長い列をなし、足を運び、一人ひとりが夫との別離を惜しんで下さっているかのように見えました。
特に、すらっとしたあか抜けた雰囲気の老紳士が、しばらく、棺から離れようとなさらなかったこと。
何を思われたのでしょう。
別れの寂しさをかみしめておいでだったのでしょうか。
自分に何かを悟らせておいでのような、不思議な雰囲気がありました。
夫の職業柄のせいでしょう。
皆さん、品行方正な雰囲気の人たちばかり。
会社では、大層活躍なさった方達です。
そのような錚々たる人たちの前で、いよいよ喪主の挨拶をしなければならない告別式の日が訪れました。

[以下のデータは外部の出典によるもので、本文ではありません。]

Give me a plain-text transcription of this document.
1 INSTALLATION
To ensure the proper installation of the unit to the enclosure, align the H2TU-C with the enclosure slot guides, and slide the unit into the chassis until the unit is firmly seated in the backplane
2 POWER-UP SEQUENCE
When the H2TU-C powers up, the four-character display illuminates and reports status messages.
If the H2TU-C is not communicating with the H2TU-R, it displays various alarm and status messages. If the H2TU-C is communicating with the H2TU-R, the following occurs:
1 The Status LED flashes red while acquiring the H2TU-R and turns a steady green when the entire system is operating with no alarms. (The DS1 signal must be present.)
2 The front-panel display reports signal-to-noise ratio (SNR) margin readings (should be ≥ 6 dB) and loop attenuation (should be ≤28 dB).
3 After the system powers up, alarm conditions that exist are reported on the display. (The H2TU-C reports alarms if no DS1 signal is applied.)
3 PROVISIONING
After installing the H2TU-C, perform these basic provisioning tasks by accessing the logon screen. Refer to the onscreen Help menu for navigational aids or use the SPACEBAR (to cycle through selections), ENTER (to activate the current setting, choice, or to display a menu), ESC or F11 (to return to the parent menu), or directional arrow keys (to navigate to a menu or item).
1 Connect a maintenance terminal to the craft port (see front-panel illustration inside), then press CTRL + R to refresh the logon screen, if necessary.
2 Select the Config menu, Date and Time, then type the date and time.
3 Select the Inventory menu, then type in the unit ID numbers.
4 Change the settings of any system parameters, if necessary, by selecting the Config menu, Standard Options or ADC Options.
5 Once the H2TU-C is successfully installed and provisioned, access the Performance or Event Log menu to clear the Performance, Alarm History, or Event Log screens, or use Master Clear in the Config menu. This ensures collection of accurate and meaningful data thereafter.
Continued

棺が閉じられ前、夫と最後のお別れをした私は、平常心とは程遠く、涙で濡れたままの顔。
けれど、大勢の方を前にして、私の気持ちは、意外にも落ち着いていました。
旦那さまのために頑張らなくては、との気持ちで一杯だったのでしょう。
精一杯、心を込めて、一言一言かみしめ語りかけるように、ゆっくりと、会葬のお礼を述べました。
もちろん暗記は無理でしたので、手には次女のお婿さんに印刷してもらった紙を持ってのことです。
三分足らず。
つかえることもなく、あっという間にその時は過ぎました。
喪主として、他で心がけた事といえば、美しいお辞儀を心を込めてすることぐらいでしたでしょうか。
深い悲しみの中、それができる精一杯の事でした。
十数年前の写真です。
私は型通りの挨拶を儀礼的に済ますのは、あまり好みませんでした。
と言うより、その例文を色々読んで、準備する心の余裕などありませんでしたから。
まさにブログを綴るような素直な気持ちで認めた御礼の言葉。
後で数人の方が、それを聞いた感想を、直接私に、或は長女に述べて下さいました。
このことについては、少々気恥ずかしいですが、明日お話させていただきますね。
朝食の用意をし、夫の霊前にお供えし、「おはよう!」と今朝も声をかけました。
すると途端に涙で目が潤んでしまいます。
こんな日がいつまで続くのでしょうね。
叶わぬ片思い、の心境です。
皆様は、悔いが残らないように、旦那さまを大切に大切にして差し上げてくださいね。
私は、もっとこうして上げれば良かった、ああして上げれば良かった、と反省することがいっぱいです。
ご覧下さいまして有難うございました。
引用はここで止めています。